The painter Giovanni Francesco Negri had studied under Odoardo Fialetti, and composed several sonnets in Bolognese dialect. Here, he transposes into Bolognese dialect Tasso’s epic on the First Crusade, each canto accompanied by critical commentary by Fabrizo Petrucci della Mirandola (here pseudonymously styled ‘Fabricio Alodnarim’). Printed without a title-page, prefatory material (including the dedication to Spada) and interrupted at the end of the thirty-fourth ottava of Canto XIII, completed versions of the text evidently circulated in manuscript (e.g. at the Biblioteca dell’Archiginnasio in Bologna).

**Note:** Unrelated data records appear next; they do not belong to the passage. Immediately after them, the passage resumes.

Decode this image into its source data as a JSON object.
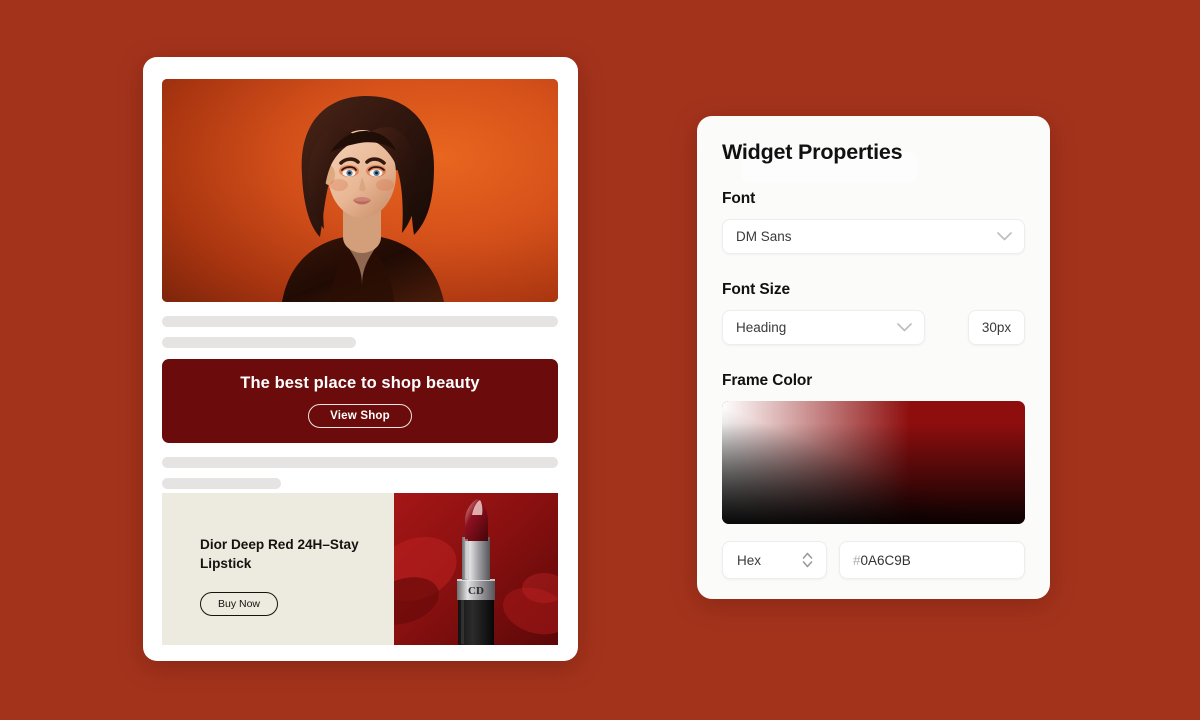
{
  "canvas": {
    "background_color": "#A4331C"
  },
  "preview_card": {
    "hero": {
      "icon": "portrait-photo",
      "alt": "Fashion model portrait on orange gradient background"
    },
    "skeleton_top": [
      "placeholder-line-full",
      "placeholder-line-half"
    ],
    "promo_banner": {
      "background_color": "#6B0B0B",
      "title": "The best place to shop beauty",
      "cta_label": "View Shop"
    },
    "skeleton_bottom": [
      "placeholder-line-full",
      "placeholder-line-third"
    ],
    "product_banner": {
      "background_color": "#EDEBE0",
      "title": "Dior Deep Red 24H–Stay Lipstick",
      "cta_label": "Buy Now",
      "photo_alt": "Dior red lipstick tube on red background"
    }
  },
  "properties_panel": {
    "title": "Widget Properties",
    "font": {
      "label": "Font",
      "value": "DM Sans",
      "icon": "chevron-down-icon"
    },
    "font_size": {
      "label": "Font Size",
      "value": "Heading",
      "icon": "chevron-down-icon",
      "size_value": "30px"
    },
    "frame_color": {
      "label": "Frame Color",
      "swatch_base_color": "#8E0E0E",
      "mode": "Hex",
      "mode_icon": "chevron-updown-stepper-icon",
      "hex_hash": "#",
      "hex_digits": "0A6C9B"
    }
  }
}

Reasons for the sudden suppression vary: OPAC SBN cites ‘papal intervention’, or it may have been a reaction to the use of low register in the vernacular for an epic on the Crusades on the part of ‘important men of Bologna, both as a result of the city’s hatred for Cardinal Spada [papal legate to Bologna from 1627 to 1631], to whom the work was dedicated, and to avoid exposing the overly ridiculous effect of their native Bolognese’ (Biondelli, Saggio sui dialetti gallo-italici (1853), p. 454, trans.); by several accounts the intervention was the work of Spada himself, although the sudden halt in printing did not appear to affect Negri’s relationship to his patron in the long term: Spada would be named godfather of Negri’s son three years later.

Provenance: From the library of the Albani family, collected by Giovanni Francesco Albani (1649–1721), later Pope Clement XI, and his nephew Alessandro (1692–1779). The dispersal of the library began with the French invasion in 1797; it was subsequently sold in various stages, both privately and through public auctions (see Clough, ‘The Albani library and Pope Clement XI’, in Librarium, 12 (1969) pp. 11–21). The present volume does not appear in the 1858 Bibliotheca Albana catalogue, but curiously a 1774 edition of the Gerusalemme liberata in facing Milanese and Italian translation does (lot 135).

OCLC finds one copy in the UK (BL), and one in the US (Newberry).

BM STC Italian, p. 894; USTC 4007842. See Arico’, ‘Il patetico grottesco: “La Gerusalemme liberata” bolognese di Gio. Francesco Negri’, in Studi settecenteschi XXVI (1985), pp. 177–207.